Step 2.3: Run the MCP Server

  1. Keep your FastAPI server running (uvicorn main:app --port 8000).

  2. In a new terminal, activate the virtual environment and start the MCP server:

    source venv/bin/activate  # On Windows: venv\Scripts\activate
    python mcp_server.py
  3. Look for console output showing the MCP server running on http://localhost:8001 and a JSON config snippet for AI clients.

Step 2.4: Test with an AI Client (Claude Desktop)

  1. Install Claude Desktop if not already installed.

  2. Open Claude Desktop and navigate to Settings > Developer > Edit config to edit claude-desktop-config.json.

  3. Add the MCP server configuration (adjust paths as needed):

    {
      "mcpServers": {
        "product-catalog": {
          "command": "\\full\\path\\to\\product-catalog-lab\\venv\\Scripts\\python.exe",
          "args": ["\\full\\path\\to\\product-catalog-lab\\mcp_server.py"]
        }
      }
    }
    • Replace /full/path/to/product-catalog-lab with your project directory path.
  4. Restart Claude Desktop.

  5. In a new chat, enable tools:

    • Click Search and tools > Select “product-catalog-mcp”.

    • Test queries like:

      • “List all products in the catalog.”
      • “What is the product with ID 2?”
    • Expected outputs:

      • For “List all products”:

        Tool Call: list_products_tool
        Response: [
          {"id": 1, "name": "Laptop", "price": 999.99, "description": "High-end gaming laptop"},
          {"id": 2, "name": "Wireless Mouse", "price": 29.99, "description": "Ergonomic wireless mouse"},
          {"id": 3, "name": "Keyboard", "price": 59.99, "description": null}
        ]
      • For “Product with ID 2”:

        Tool Call: get_product_tool
        Response: {"id": 2, "name": "Wireless Mouse", "price": 29.99, "description": "Ergonomic wireless mouse"}

Step 2.5: Reflection Questions

  • How does FastMCP use your FastAPI app’s OpenAPI schema to create tools?
  • What benefits do the @mcp.tool decorators provide for AI interactions?
  • How would you secure the MCP server for production use (e.g., adding authentication)?

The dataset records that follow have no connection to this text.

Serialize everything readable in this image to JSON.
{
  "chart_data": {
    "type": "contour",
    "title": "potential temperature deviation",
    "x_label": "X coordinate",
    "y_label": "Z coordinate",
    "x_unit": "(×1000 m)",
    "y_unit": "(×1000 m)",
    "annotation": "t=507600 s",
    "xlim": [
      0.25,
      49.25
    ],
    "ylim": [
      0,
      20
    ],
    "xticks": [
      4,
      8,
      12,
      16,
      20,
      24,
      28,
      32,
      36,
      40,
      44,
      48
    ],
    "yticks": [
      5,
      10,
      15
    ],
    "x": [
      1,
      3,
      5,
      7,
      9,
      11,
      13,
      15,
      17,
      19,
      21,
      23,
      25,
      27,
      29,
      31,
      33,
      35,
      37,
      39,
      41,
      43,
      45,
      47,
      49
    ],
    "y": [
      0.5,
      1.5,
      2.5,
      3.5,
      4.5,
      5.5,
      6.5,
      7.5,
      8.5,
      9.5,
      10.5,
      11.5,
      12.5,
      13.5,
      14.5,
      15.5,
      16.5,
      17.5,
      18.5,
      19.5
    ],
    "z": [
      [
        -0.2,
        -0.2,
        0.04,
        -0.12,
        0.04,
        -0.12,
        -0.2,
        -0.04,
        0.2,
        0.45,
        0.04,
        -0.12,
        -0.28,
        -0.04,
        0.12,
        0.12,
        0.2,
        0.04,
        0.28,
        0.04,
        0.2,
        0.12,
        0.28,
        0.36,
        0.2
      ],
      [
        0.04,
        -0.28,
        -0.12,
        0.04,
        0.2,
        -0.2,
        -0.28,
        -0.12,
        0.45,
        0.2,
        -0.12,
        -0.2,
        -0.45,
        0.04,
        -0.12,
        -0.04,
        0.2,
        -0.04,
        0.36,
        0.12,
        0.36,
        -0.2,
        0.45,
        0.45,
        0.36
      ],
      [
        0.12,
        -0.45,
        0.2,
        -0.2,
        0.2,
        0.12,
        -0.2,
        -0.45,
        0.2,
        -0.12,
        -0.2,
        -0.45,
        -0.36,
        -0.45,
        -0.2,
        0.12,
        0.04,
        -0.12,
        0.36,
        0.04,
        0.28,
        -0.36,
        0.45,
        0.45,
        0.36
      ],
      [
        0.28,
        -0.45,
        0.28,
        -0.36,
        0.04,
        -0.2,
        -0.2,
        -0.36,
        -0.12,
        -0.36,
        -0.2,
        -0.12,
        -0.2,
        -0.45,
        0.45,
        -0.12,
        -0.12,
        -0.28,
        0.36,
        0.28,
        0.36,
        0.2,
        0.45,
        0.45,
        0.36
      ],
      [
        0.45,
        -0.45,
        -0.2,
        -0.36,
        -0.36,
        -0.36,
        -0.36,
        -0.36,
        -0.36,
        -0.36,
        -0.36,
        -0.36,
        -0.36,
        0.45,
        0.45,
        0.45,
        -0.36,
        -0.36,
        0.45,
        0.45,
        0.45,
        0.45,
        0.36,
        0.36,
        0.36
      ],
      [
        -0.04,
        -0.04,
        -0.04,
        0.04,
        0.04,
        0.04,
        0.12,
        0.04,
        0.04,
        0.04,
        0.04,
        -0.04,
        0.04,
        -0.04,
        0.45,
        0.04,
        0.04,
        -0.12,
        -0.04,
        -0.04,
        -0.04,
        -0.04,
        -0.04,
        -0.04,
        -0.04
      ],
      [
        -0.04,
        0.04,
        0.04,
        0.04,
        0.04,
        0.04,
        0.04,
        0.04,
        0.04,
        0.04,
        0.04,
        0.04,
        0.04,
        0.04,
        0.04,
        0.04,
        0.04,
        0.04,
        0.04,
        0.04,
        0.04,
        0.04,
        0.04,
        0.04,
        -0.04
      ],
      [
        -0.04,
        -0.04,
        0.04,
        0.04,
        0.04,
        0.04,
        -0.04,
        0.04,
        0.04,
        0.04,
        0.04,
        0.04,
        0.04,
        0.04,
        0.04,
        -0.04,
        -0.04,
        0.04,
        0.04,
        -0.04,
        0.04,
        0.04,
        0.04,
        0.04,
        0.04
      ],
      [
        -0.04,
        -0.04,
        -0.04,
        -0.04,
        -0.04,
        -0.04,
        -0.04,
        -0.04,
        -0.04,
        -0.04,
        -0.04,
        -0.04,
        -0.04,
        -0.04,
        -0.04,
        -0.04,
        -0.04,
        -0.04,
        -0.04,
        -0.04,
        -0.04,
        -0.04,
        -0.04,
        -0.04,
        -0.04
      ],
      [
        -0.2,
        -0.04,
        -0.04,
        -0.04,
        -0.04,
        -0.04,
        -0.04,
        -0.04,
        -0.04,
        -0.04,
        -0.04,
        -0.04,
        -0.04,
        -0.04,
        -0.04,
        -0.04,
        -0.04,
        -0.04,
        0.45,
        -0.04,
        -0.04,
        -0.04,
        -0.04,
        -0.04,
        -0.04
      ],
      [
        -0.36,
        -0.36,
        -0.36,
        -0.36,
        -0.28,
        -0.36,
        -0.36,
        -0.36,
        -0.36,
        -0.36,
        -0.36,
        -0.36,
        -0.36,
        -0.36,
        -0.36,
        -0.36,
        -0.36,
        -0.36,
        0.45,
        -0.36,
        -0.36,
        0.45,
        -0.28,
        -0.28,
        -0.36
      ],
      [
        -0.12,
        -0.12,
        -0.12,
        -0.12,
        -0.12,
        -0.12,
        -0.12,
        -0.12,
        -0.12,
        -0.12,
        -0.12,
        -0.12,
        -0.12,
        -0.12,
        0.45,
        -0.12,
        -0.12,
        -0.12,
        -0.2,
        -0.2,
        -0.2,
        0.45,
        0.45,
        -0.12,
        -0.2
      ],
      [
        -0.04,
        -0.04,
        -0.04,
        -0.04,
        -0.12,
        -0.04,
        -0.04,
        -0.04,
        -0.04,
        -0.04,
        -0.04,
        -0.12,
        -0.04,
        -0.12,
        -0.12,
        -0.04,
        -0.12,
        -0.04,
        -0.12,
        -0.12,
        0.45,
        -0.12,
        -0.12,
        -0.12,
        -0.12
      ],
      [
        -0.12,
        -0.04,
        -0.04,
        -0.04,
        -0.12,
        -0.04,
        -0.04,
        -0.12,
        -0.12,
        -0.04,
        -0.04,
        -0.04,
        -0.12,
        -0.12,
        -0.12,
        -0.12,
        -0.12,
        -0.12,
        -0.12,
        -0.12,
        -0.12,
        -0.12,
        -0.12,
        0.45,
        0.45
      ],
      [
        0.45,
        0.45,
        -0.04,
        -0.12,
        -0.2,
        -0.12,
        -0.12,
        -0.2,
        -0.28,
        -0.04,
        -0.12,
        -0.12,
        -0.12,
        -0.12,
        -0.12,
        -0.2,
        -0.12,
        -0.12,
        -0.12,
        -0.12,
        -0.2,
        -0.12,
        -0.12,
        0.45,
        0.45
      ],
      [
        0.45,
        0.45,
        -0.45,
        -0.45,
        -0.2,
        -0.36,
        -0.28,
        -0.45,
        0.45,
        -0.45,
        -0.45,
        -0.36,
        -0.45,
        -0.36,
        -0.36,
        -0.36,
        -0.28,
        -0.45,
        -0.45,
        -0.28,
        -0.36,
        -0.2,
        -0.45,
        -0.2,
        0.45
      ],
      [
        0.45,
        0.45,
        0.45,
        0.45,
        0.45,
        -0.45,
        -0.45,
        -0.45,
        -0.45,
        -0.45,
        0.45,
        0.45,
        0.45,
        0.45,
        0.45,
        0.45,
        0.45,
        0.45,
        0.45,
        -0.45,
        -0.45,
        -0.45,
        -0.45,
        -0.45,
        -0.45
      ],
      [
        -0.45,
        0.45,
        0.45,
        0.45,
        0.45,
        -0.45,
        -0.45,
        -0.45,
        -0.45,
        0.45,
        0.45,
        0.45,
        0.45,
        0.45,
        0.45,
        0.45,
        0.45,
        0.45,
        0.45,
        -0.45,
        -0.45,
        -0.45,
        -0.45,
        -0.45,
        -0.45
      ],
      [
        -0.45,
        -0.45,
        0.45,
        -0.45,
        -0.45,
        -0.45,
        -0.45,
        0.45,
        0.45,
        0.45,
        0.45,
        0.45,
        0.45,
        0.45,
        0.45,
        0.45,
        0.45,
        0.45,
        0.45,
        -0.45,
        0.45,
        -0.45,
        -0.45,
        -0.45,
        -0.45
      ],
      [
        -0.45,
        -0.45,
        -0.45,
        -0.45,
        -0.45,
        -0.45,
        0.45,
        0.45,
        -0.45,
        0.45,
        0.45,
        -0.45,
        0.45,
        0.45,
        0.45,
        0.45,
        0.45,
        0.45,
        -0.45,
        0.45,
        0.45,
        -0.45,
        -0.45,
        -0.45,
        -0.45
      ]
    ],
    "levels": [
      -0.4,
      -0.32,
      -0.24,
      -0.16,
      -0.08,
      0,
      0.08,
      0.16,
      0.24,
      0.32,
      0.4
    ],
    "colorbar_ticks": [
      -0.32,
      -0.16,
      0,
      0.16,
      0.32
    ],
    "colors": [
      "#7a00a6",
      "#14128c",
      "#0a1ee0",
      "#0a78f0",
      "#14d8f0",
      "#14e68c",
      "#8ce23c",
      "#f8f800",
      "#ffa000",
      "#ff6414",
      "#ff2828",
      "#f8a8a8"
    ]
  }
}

Deliverable: A running MCP server exposing your FastAPI endpoints as AI-callable tools, verified via Claude Desktop or another MCP-compatible client.

Additional Notes

  • Extending the Lab:
    • Add a POST /products endpoint to your FastAPI app and test excluding it from MCP exposure.
    • Replace the mock products_db with a PostgreSQL database using SQLAlchemy.
    • Experiment with Speakeasy CLI to generate a standalone MCP server from openapi.json.
    • Deploy using Docker.

Submission: Submit your main.py and mcp_server.py files, along with screenshots of:

  1. Swagger UI showing both FastAPI endpoints.
  2. Claude Desktop tool call outputs for both list_products_tool and get_product_tool.